Hier mal ein gesonderter Lesehinweis. Regelmäßige Leser wissen, dass Simon Reynolds einer meiner liebsten Musikjournalisten ist. Jetzt hat er, dem Kollegen Sasha Frere-Jones vom New Yorker folgend, Hip-Hop für tot erklärt. Nicht tot im Sinne von: Es gibt in absehbarer Zeit niemanden mehr, der Hip-Hop macht, sondern tot im Sinne von: Es wird Hip-Hop noch geben, ab und zu sogar im Hit-Format, aber nicht mehr als Mainstream-Genre wie in den Achtzigern, Neunzigern und Noughties.

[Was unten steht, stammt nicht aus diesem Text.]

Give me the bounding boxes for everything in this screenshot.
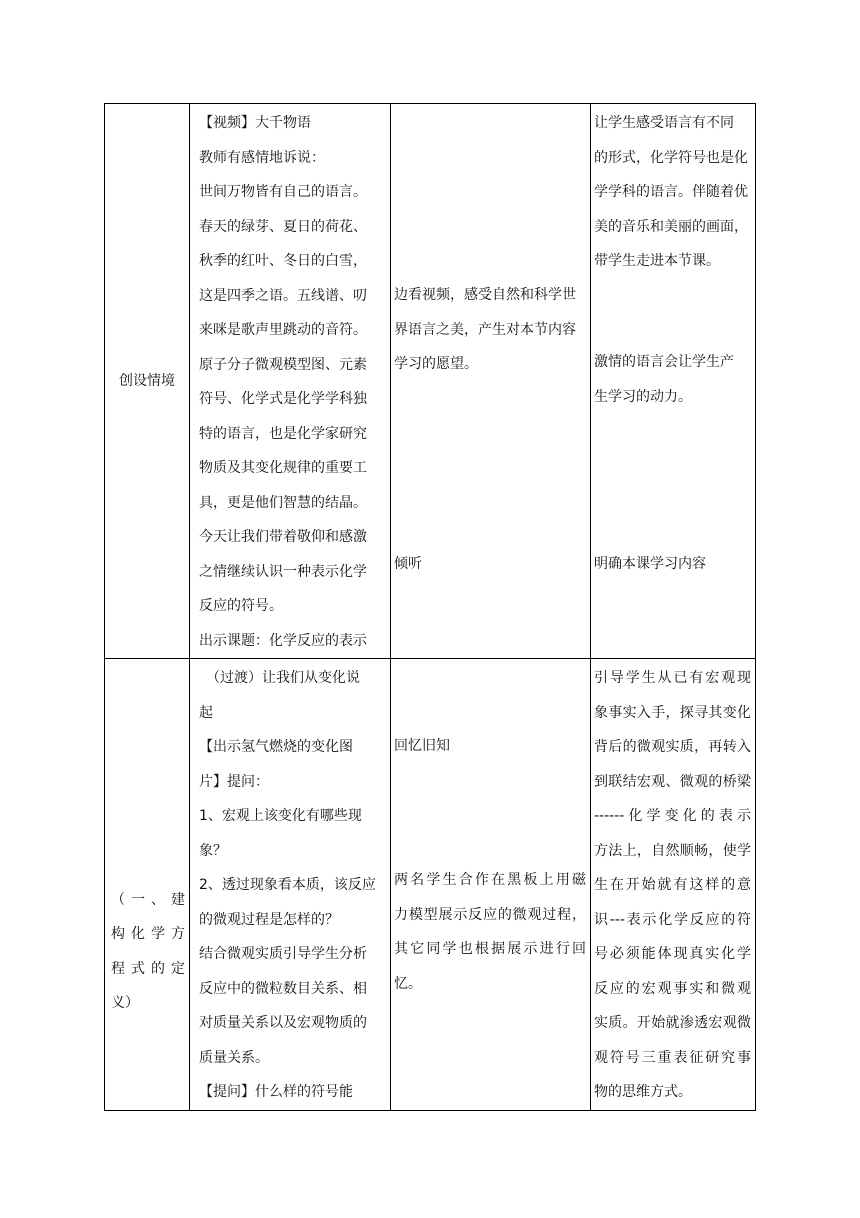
text-line: ------化学变化的表示 <box>594 808 751 824</box>
text-line: 实质。开始就渗透宏观微 <box>594 1015 751 1031</box>
text-line: 背后的微观实质，再转入 <box>594 739 751 755</box>
student-activity-cell <box>391 659 591 1111</box>
text-line: 之情继续认识一种表示化学 <box>199 563 367 580</box>
text-line: 反应中的微粒数目关系、相 <box>199 980 367 997</box>
text-line: 物质及其变化规律的重要工 <box>199 460 367 476</box>
text-line: 力模型展示反应的微观过程， <box>394 906 586 923</box>
text-line: 义） <box>111 995 139 1012</box>
teacher-activity-text <box>190 659 390 1110</box>
student-activity-watch <box>391 278 590 382</box>
text-line: 回忆旧知 <box>394 738 450 754</box>
text-line: 其它同学也根据展示进行回 <box>394 941 586 957</box>
text-line: 美的音乐和美丽的画面， <box>594 218 748 235</box>
design-intent-language <box>591 106 755 279</box>
teacher-activity-text <box>190 104 390 658</box>
text-line: 这是四季之语。五线谱、叨 <box>199 287 367 304</box>
text-line: （过渡）让我们从变化说 <box>199 670 360 686</box>
text-line: 的微观过程是怎样的？ <box>199 911 339 928</box>
text-line: 界语言之美，产生对本节内容 <box>394 321 576 338</box>
text-line: 学学科的语言。伴随着优 <box>594 184 748 200</box>
student-activity-recall <box>391 729 590 764</box>
text-line: 程式的定 <box>111 960 185 977</box>
stage-label: 创设情境 <box>119 372 175 389</box>
text-line: 具，更是他们智慧的结晶。 <box>199 494 367 511</box>
text-line: 春天的绿芽、夏日的荷花、 <box>199 218 367 235</box>
text-line: 到联结宏观、微观的桥梁 <box>594 773 751 790</box>
text-line: 构化学方 <box>111 926 185 943</box>
text-line: 起 <box>199 704 213 721</box>
text-line: 物的思维方式。 <box>594 1084 692 1100</box>
text-line: 让学生感受语言有不同 <box>594 115 734 131</box>
text-line: 边看视频，感受自然和科学世 <box>394 287 576 303</box>
stage-cell-scenario <box>105 104 190 659</box>
text-line: 2、透过现象看本质，该反应 <box>199 877 376 893</box>
text-line: 反应的符号。 <box>199 598 283 614</box>
design-intent-objective <box>591 547 755 582</box>
text-line: 生在开始就有这样的意 <box>594 877 751 893</box>
design-intent-cell <box>591 104 756 659</box>
student-activity-cell <box>391 104 591 659</box>
text-line: 观符号三重表征研究事 <box>594 1049 751 1066</box>
text-line: 【视频】大千物语 <box>199 115 311 131</box>
text-line: 反应的宏观事实和微观 <box>594 980 751 997</box>
stage-label-definition <box>105 661 189 1108</box>
text-line: 方法上，自然顺畅，使学 <box>594 842 751 859</box>
stage-cell-definition <box>105 659 190 1111</box>
text-line: 世间万物皆有自己的语言。 <box>199 184 367 200</box>
text-line: 生学习的动力。 <box>594 388 692 405</box>
text-line: 结合微观实质引导学生分析 <box>199 946 367 962</box>
text-line: （一、建 <box>111 891 185 908</box>
text-line: 秋季的红叶、冬日的白雪， <box>199 253 367 269</box>
text-line: 明确本课学习内容 <box>594 556 706 572</box>
design-intent-text <box>591 661 755 1110</box>
text-line: 1、宏观上该变化有哪些现 <box>199 808 362 824</box>
text-line: 倾听 <box>394 556 422 572</box>
text-line: 【提问】什么样的符号能 <box>199 1084 353 1100</box>
text-line: 两名学生合作在黑板上用磁 <box>394 872 586 888</box>
text-line: 出示课题：化学反应的表示 <box>199 632 367 649</box>
text-line: 对质量关系以及宏观物质的 <box>199 1015 367 1031</box>
teacher-activity-cell <box>190 659 391 1111</box>
student-activity-model <box>391 863 590 1001</box>
text-line: 来咪是歌声里跳动的音符。 <box>199 322 367 338</box>
text-line: 符号、化学式是化学学科独 <box>199 391 367 407</box>
teacher-activity-cell <box>190 104 391 659</box>
text-line: 象？ <box>199 842 227 859</box>
text-line: 质量关系。 <box>199 1049 269 1066</box>
text-line: 学习的愿望。 <box>394 356 478 372</box>
text-line: 原子分子微观模型图、元素 <box>199 356 367 373</box>
text-line: 教师有感情地诉说： <box>199 149 325 166</box>
student-activity-listen <box>391 547 590 582</box>
text-line: 【出示氢气燃烧的变化图 <box>199 739 353 755</box>
text-line: 带学生走进本节课。 <box>594 253 720 269</box>
text-line: 激情的语言会让学生产 <box>594 354 734 370</box>
text-line: 特的语言，也是化学家研究 <box>199 425 367 442</box>
text-line: 引导学生从已有宏观现 <box>594 670 751 686</box>
design-intent-cell <box>591 659 756 1111</box>
text-line: 今天让我们带着敬仰和感激 <box>199 529 367 545</box>
lesson-plan-table <box>104 103 756 1111</box>
text-line: 号必须能体现真实化学 <box>594 946 751 962</box>
text-line: 象事实入手，探寻其变化 <box>594 704 751 721</box>
table-row-scenario <box>105 104 756 659</box>
design-intent-motivation <box>591 345 755 414</box>
text-line: 的形式，化学符号也是化 <box>594 149 748 166</box>
text-line: 片】提问： <box>199 773 269 790</box>
table-row-definition <box>105 659 756 1111</box>
text-line: 识---表示化学反应的符 <box>594 911 751 928</box>
text-line: 忆。 <box>394 975 422 992</box>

Nachdem ich Reynolds (stets lesenswerte) Kolumne beim Guardian gelesen habe, bin ich geneigt, ihm nicht nur zuzustimmen, sondern seine Theorie auch auf andere Genres anwendbar zu sehen. Schließlich verallgemeinert er selbst sehr treffend:

The refusal to admit that a genre can die (which doesn’t mean literally disappear – it may even generate good stuff now and then – but refers to stagnation, irrelevance, becoming uncoupled from the zeitgeist) is a denial of the possibility of change, renewal, the unexpected. The very vitality of a form of music implies the possibility of its eventual death.

In diesem Sinne: Hip Hop is dead, long live Hip Hop!


(Nas meinte es zwar etwas anders, gleichzeitig ist dies eine Nummer aus einer Zeit (2006), in der man Hip-Hop laut Reynolds schon hätte einbalsamieren sollen.)